God on Trial
So most of today's TV programming is total crap. But every so often something comes along to remind you of what a powerful medium TV is. One such event is God on Trial on Masterpiece Contemporary. It was on PBS earlier this month and I hope you haven't missed it because it truly does live up to the "masterpiece" billing.
The story is that a group of prisoners at Auschwitz put God on trial for breach of contract; basically breaking his covenant with the Jews. Whether or not this actually happened is still a debate but it's entirely plausible. How often, in times of crisis, do people ask "how could God let this happen?"

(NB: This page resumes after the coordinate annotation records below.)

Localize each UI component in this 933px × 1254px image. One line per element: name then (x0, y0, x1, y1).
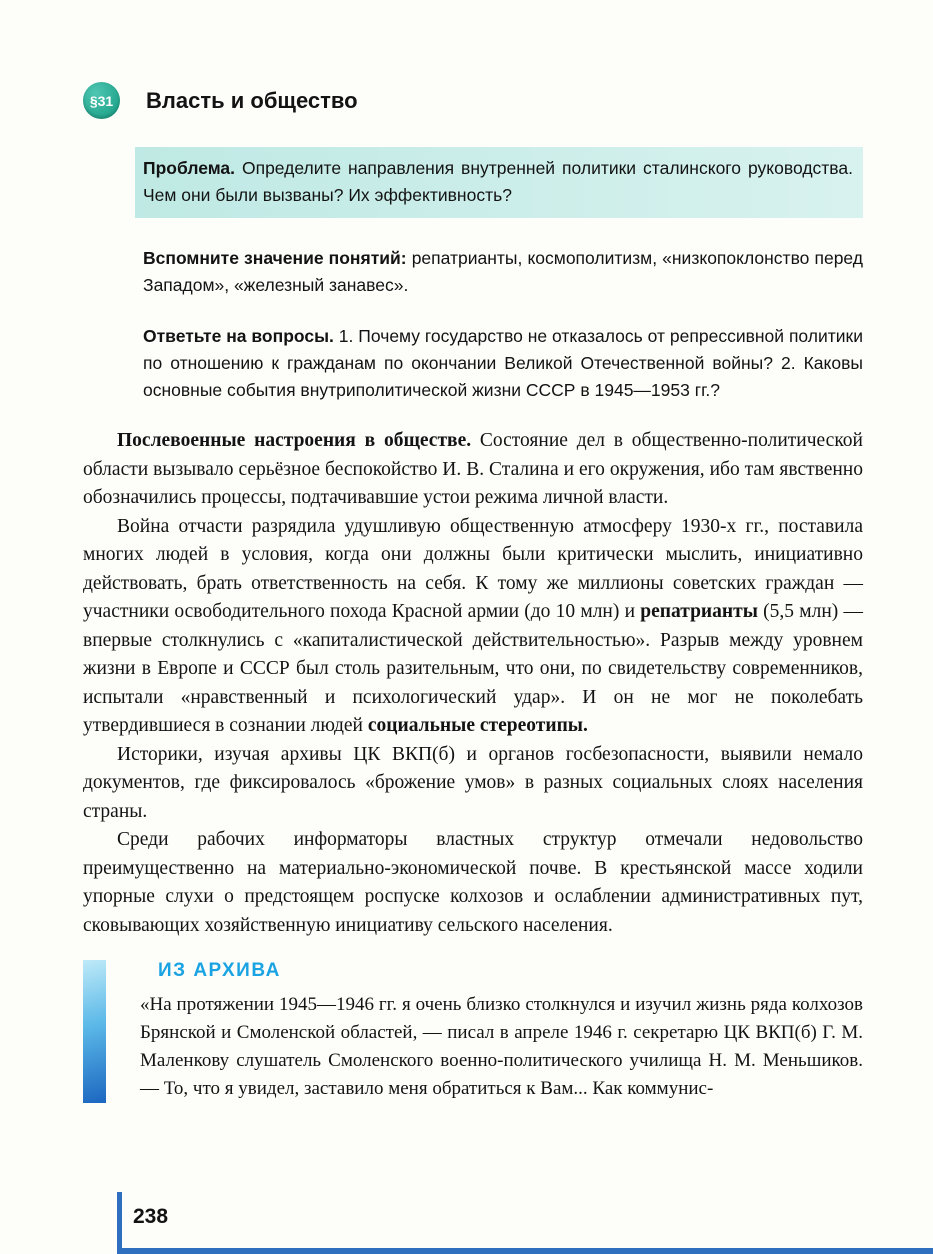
questions-block: Ответьте на вопросы. 1. Почему государство не отказалось от репрессивной политики по отношению к гражданам по окончании Великой Отечественной войны? 2. Каковы основные события внутриполитической жизни СССР в 1945—1953 гг.? (143, 326, 863, 400)
archive-section (83, 960, 863, 1103)
archive-title: ИЗ АРХИВА (158, 960, 281, 981)
main-text (83, 427, 863, 940)
section-title: Власть и общество (146, 87, 358, 113)
page-content (83, 82, 863, 1103)
paragraph: Война отчасти разрядила удушливую общественную атмосферу 1930-х гг., поставила многих людей в условия, когда они должны были критически мыслить, инициативно действовать, брать ответственность на себя. К тому же миллионы советских граждан — участники освободительного похода Красной армии (до 10 млн) и репатрианты (5,5 млн) — впервые столкнулись с «капиталистической действительностью». Разрыв между уровнем жизни в Европе и СССР был столь разительным, что они, по свидетельству современников, испытали «нравственный и психологический удар». И он не мог не поколебать утвердившиеся в сознании людей социальные стереотипы. (83, 515, 863, 736)
archive-quote: «На протяжении 1945—1946 гг. я очень близко столкнулся и изучил жизнь ряда колхозов Брянской и Смоленской областей, — писал в апреле 1946 г. секретарю ЦК ВКП(б) Г. М. Маленкову слушатель Смоленского военно-политического училища Н. М. Меньшиков. — То, что я увидел, заставило меня обратиться к Вам... Как коммунис- (140, 994, 863, 1099)
paragraph-number-badge: §31 (83, 82, 120, 119)
paragraph: Послевоенные настроения в обществе. Состояние дел в общественно-политической области вызывало серьёзное беспокойство И. В. Сталина и его окружения, ибо там явственно обозначились процессы, подтачивавшие устои режима личной власти. (83, 430, 863, 508)
footer-vertical-rule (117, 1192, 122, 1248)
page-number: 238 (133, 1205, 169, 1228)
footer-horizontal-rule (117, 1248, 933, 1254)
archive-accent-bar (83, 960, 106, 1103)
section-header (83, 82, 863, 119)
paragraph: Историки, изучая архивы ЦК ВКП(б) и органов госбезопасности, выявили немало документов, где фиксировалось «брожение умов» в разных социальных слоях населения страны. (83, 743, 863, 822)
problem-block: Проблема. Определите направления внутренней политики сталинского руководства. Чем они были вызваны? Их эффективность? (135, 147, 863, 218)
archive-content (140, 960, 863, 1103)
paragraph: Среди рабочих информаторы властных структур отмечали недовольство преимущественно на материально-экономической почве. В крестьянской массе ходили упорные слухи о предстоящем роспуске колхозов и ослаблении административных пут, сковывающих хозяйственную инициативу сельского населения. (83, 829, 863, 936)
recall-terms-block: Вспомните значение понятий: репатрианты, космополитизм, «низкопоклонство перед Западом», «железный занавес». (143, 248, 863, 295)
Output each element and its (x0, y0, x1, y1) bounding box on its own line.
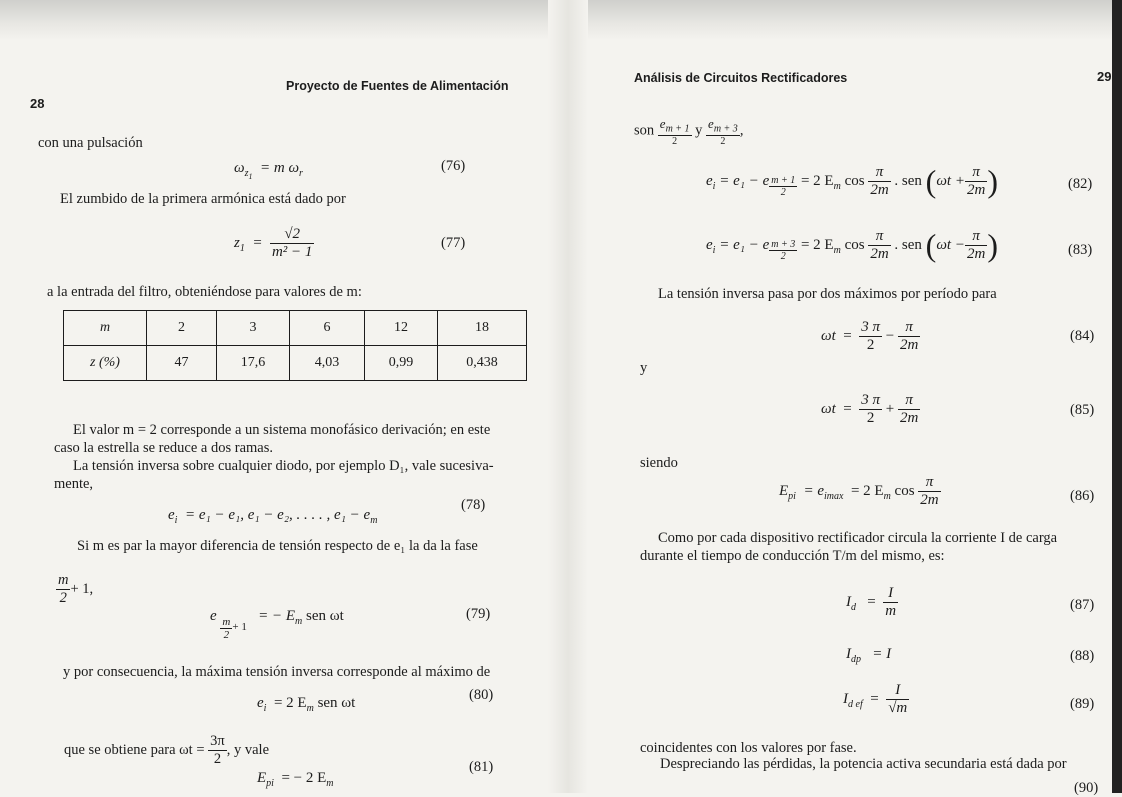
paragraph-fraction-line (56, 572, 93, 607)
paragraph: coincidentes con los valores por fase. (640, 740, 857, 756)
paragraph: Como por cada dispositivo rectificador circula la corriente I de carga (658, 530, 1058, 546)
table-cell: 2 (147, 311, 217, 346)
table-cell: z (%) (64, 346, 147, 381)
equation-number: (79) (466, 606, 491, 622)
symbol: e (659, 116, 666, 131)
eq-mid: = e₁ − e (719, 172, 770, 189)
eq-symbol: E (257, 770, 267, 786)
denominator: 2m (899, 410, 919, 426)
table-cell: 12 (365, 311, 438, 346)
eq-rhs: = 2 E (800, 172, 834, 189)
paragraph: La tensión inversa sobre cualquier diodo, por ejemplo D₁, vale sucesiva- (73, 458, 494, 474)
equation-number: (86) (1070, 488, 1095, 504)
eq-sub: imax (823, 490, 844, 502)
paragraph: Despreciando las pérdidas, la potencia activa secundaria está dada por (660, 756, 1067, 772)
numerator: π (875, 164, 884, 180)
numerator: 3 π (861, 392, 880, 408)
table-cell: m (64, 311, 147, 346)
eq-sub: r (299, 168, 303, 179)
left-paren: ( (925, 227, 937, 263)
cos: cos (844, 172, 865, 189)
eq-sign: = (870, 690, 879, 707)
eq-tail: sen ωt (306, 608, 344, 624)
equation-78 (168, 507, 377, 526)
paren-content: ωt − (936, 236, 965, 253)
equation-number: (76) (441, 158, 466, 174)
table-cell: 17,6 (217, 346, 290, 381)
sen: . sen (894, 172, 922, 189)
paragraph: durante el tiempo de conducción T/m del mismo, es: (640, 548, 945, 564)
eq-sub: d ef (848, 698, 863, 710)
book-gutter (548, 0, 588, 793)
eq-sub: i (263, 703, 267, 714)
equation-76 (234, 160, 303, 181)
denominator: 2m (870, 182, 889, 198)
eq-subsub: 1 (248, 172, 253, 181)
fraction (883, 585, 898, 620)
denominator: 2 (658, 135, 692, 147)
eq-sub: i (712, 180, 716, 192)
eq-sub: d (851, 601, 856, 613)
paragraph (634, 116, 743, 147)
page-number-right: 29 (1097, 69, 1112, 84)
eq-symbol: e (257, 695, 264, 711)
numerator: I (895, 682, 901, 698)
eq-sub: i (712, 244, 716, 256)
fraction (898, 319, 920, 354)
text: , (739, 122, 744, 139)
table-row (64, 311, 527, 346)
denominator: 2 (769, 186, 797, 198)
numerator: π (972, 228, 980, 244)
running-header-right: Análisis de Circuitos Rectificadores (634, 71, 848, 85)
eq-symbol: ωt (821, 400, 836, 417)
subscript-fraction (220, 616, 232, 641)
eq-sub: m (306, 703, 314, 714)
equation-86 (779, 474, 941, 509)
denominator: m (885, 603, 897, 619)
eq-mid: = e (803, 482, 824, 499)
denominator: 2 (220, 628, 232, 641)
denominator: 2 (208, 750, 227, 768)
numerator: π (875, 228, 884, 244)
fraction (658, 116, 692, 147)
equation-88 (846, 646, 891, 665)
eq-sub: m (370, 515, 378, 526)
paragraph: y por consecuencia, la máxima tensión inversa corresponde al máximo de (63, 664, 491, 680)
equation-81 (257, 770, 334, 789)
subscript-fraction (769, 175, 797, 198)
eq-rhs: = − 2 E (281, 770, 327, 786)
left-paren: ( (925, 163, 937, 199)
table-cell: 47 (147, 346, 217, 381)
paragraph-fraction-line (64, 733, 269, 768)
denominator: 2m (920, 492, 939, 508)
equation-89 (843, 682, 909, 717)
eq-sub: pi (266, 778, 274, 789)
denominator: m² − 1 (271, 244, 313, 260)
denominator: √m (888, 700, 908, 716)
sub: m + 3 (713, 123, 738, 135)
eq-rhs: = I (872, 646, 892, 662)
equation-85 (821, 392, 920, 427)
eq-sub: dp (851, 654, 861, 665)
numerator: π (905, 392, 913, 408)
eq-rhs: = − E (258, 608, 296, 624)
fraction (270, 226, 314, 261)
paragraph: El zumbido de la primera armónica está dado por (60, 191, 346, 207)
equation-number: (89) (1070, 696, 1095, 712)
equation-84 (821, 319, 920, 354)
text: , y vale (226, 741, 270, 758)
table-cell: 4,03 (290, 346, 365, 381)
eq-symbol: I (846, 646, 851, 662)
equation-number: (81) (469, 759, 494, 775)
fraction (918, 474, 940, 509)
numerator: 3 π (861, 319, 880, 335)
equation-79 (210, 608, 344, 641)
numerator: π (972, 164, 980, 180)
eq-symbol: e (210, 608, 217, 624)
paragraph: a la entrada del filtro, obteniéndose para valores de m: (47, 284, 362, 300)
fraction (965, 228, 987, 263)
equation-number: (84) (1070, 328, 1095, 344)
fraction (898, 392, 920, 427)
eq-rhs: = e₁ − e₁, e₁ − e₂, . . . . , e₁ − e (184, 507, 371, 523)
eq-symbol: I (846, 593, 851, 610)
cos: cos (894, 482, 915, 499)
paragraph: con una pulsación (38, 135, 143, 151)
equation-number: (88) (1070, 648, 1095, 664)
fraction (965, 164, 987, 199)
text: siendo (640, 455, 678, 471)
denominator: 2 (769, 250, 797, 262)
numerator: I (888, 585, 894, 601)
fraction (868, 164, 890, 199)
denominator: 2 (859, 409, 882, 427)
equation-87 (846, 585, 898, 620)
fraction (859, 319, 882, 354)
text: que se obtiene para ωt = (64, 741, 205, 758)
fraction (56, 572, 70, 607)
cos: cos (844, 236, 865, 253)
eq-sign: = (867, 593, 876, 610)
table-cell: 6 (290, 311, 365, 346)
sub: m + 1 (665, 123, 690, 135)
symbol: e (708, 116, 714, 131)
equation-number: (83) (1068, 242, 1093, 258)
paren-content: ωt + (936, 172, 965, 189)
eq-symbol: E (779, 482, 789, 499)
text: + 1, (70, 580, 94, 597)
eq-tail: sen ωt (317, 695, 356, 711)
eq-symbol: ωt (821, 327, 836, 344)
eq-symbol: z (234, 234, 240, 251)
numerator: 3π (210, 733, 225, 749)
equation-80 (257, 695, 355, 714)
subscript-fraction (769, 239, 797, 262)
paragraph: caso la estrella se reduce a dos ramas. (54, 440, 274, 456)
paragraph: La tensión inversa pasa por dos máximos por período para (658, 286, 997, 302)
eq-sub: z (244, 168, 249, 179)
eq-symbol: ω (234, 160, 245, 176)
eq-sub: m (833, 180, 841, 192)
equation-number: (82) (1068, 176, 1093, 192)
paragraph: Si m es par la mayor diferencia de tensión respecto de e₁ la da la fase (77, 538, 478, 554)
eq-sub: i (174, 515, 178, 526)
eq-mid: = e₁ − e (719, 236, 770, 253)
table-row (64, 346, 527, 381)
denominator: 2m (966, 246, 986, 262)
numerator: √2 (284, 226, 301, 242)
eq-sub: 1 (239, 242, 245, 254)
text: son (634, 122, 655, 139)
denominator: 2m (966, 182, 986, 198)
sen: . sen (894, 236, 922, 253)
equation-number: (90) (1074, 780, 1099, 796)
fraction (859, 392, 882, 427)
table-cell: 0,438 (438, 346, 527, 381)
table-cell: 0,99 (365, 346, 438, 381)
eq-sub: pi (788, 490, 796, 502)
fraction (868, 228, 890, 263)
equation-number: (77) (441, 235, 466, 251)
numerator: π (925, 474, 934, 490)
eq-rhs: = 2 E (850, 482, 884, 499)
eq-symbol: e (168, 507, 175, 523)
numerator: m + 3 (771, 238, 796, 250)
equation-77 (234, 226, 314, 261)
page-number-left: 28 (30, 96, 45, 111)
denominator: 2 (859, 336, 882, 354)
numerator: m (222, 616, 231, 628)
eq-sub: m (883, 490, 891, 502)
eq-sign: = (843, 400, 852, 417)
operator: − (885, 327, 895, 344)
equation-number: (87) (1070, 597, 1095, 613)
equation-number: (85) (1070, 402, 1095, 418)
equation-82 (706, 163, 998, 200)
operator: + (885, 400, 895, 417)
eq-symbol: e (706, 172, 713, 189)
eq-sub: m (326, 778, 334, 789)
text: y (695, 122, 703, 139)
paragraph: El valor m = 2 corresponde a un sistema monofásico derivación; en este (73, 422, 491, 438)
numerator: m + 1 (771, 174, 796, 186)
paragraph: mente, (54, 476, 94, 492)
right-paren: ) (987, 227, 998, 263)
values-table (63, 310, 527, 381)
fraction (706, 116, 740, 147)
denominator: 2 (706, 135, 740, 147)
scan-right-edge (1112, 0, 1122, 793)
eq-sign: = (252, 234, 263, 251)
eq-sub: m (833, 244, 841, 256)
table-cell: 3 (217, 311, 290, 346)
fraction (208, 733, 227, 768)
equation-number: (78) (461, 497, 486, 513)
eq-symbol: e (706, 236, 713, 253)
text: y (640, 360, 648, 376)
numerator: m (58, 572, 69, 588)
eq-sign: = (843, 327, 852, 344)
eq-rhs: = 2 E (800, 236, 834, 253)
eq-sub: m (295, 616, 303, 627)
denominator: 2m (899, 337, 919, 353)
running-header-left: Proyecto de Fuentes de Alimentación (286, 79, 509, 93)
numerator: π (905, 319, 913, 335)
eq-rhs: = 2 E (273, 695, 307, 711)
eq-rhs: = m ω (260, 160, 300, 176)
equation-number: (80) (469, 687, 494, 703)
equation-83 (706, 227, 998, 264)
right-paren: ) (987, 163, 998, 199)
eq-symbol: I (843, 690, 848, 707)
denominator: 2 (56, 589, 70, 607)
subscript-tail: + 1 (232, 621, 247, 633)
table-cell: 18 (438, 311, 527, 346)
fraction (886, 682, 909, 717)
denominator: 2m (870, 246, 889, 262)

What makes God on Trial so amazing are the performances. , Stephen Dillane, Stellan Skarsgard, and Rupert Graves play the tribunal...a rabbi, a professor of law, and a young man at odds with his more religious father. The other prisoners cover all walks of life, from a Polish glove maker who wonders why his mother had to suffer to a French physician who argues against the existence of God from a scientific point of view. But it's the wonderful stage actor, Antony Sher (who I had the privilege of seeing as both Richard III and Shylock with the Royal Shakespeare Company) who makes the most dramatic impression. He doesn't even speak until over an hour into this 90-minute film but when he does you can't take your eyes off him. He makes the most brilliantly-written argument against a benign God that I've ever heard and his performance is passionately perfect.
God on Trial is not easy to watch. For anyone with a heart nothing about the Holocaust is. The fact that, at the end, half of these characters we've come to know and care about are herded off to be executed only adds to the sense of pain that you feel. But it's worth it. It's powerful, thought-provoking, and one of the finest things I've seen on TV in years. I'll be thinking about this one for a while.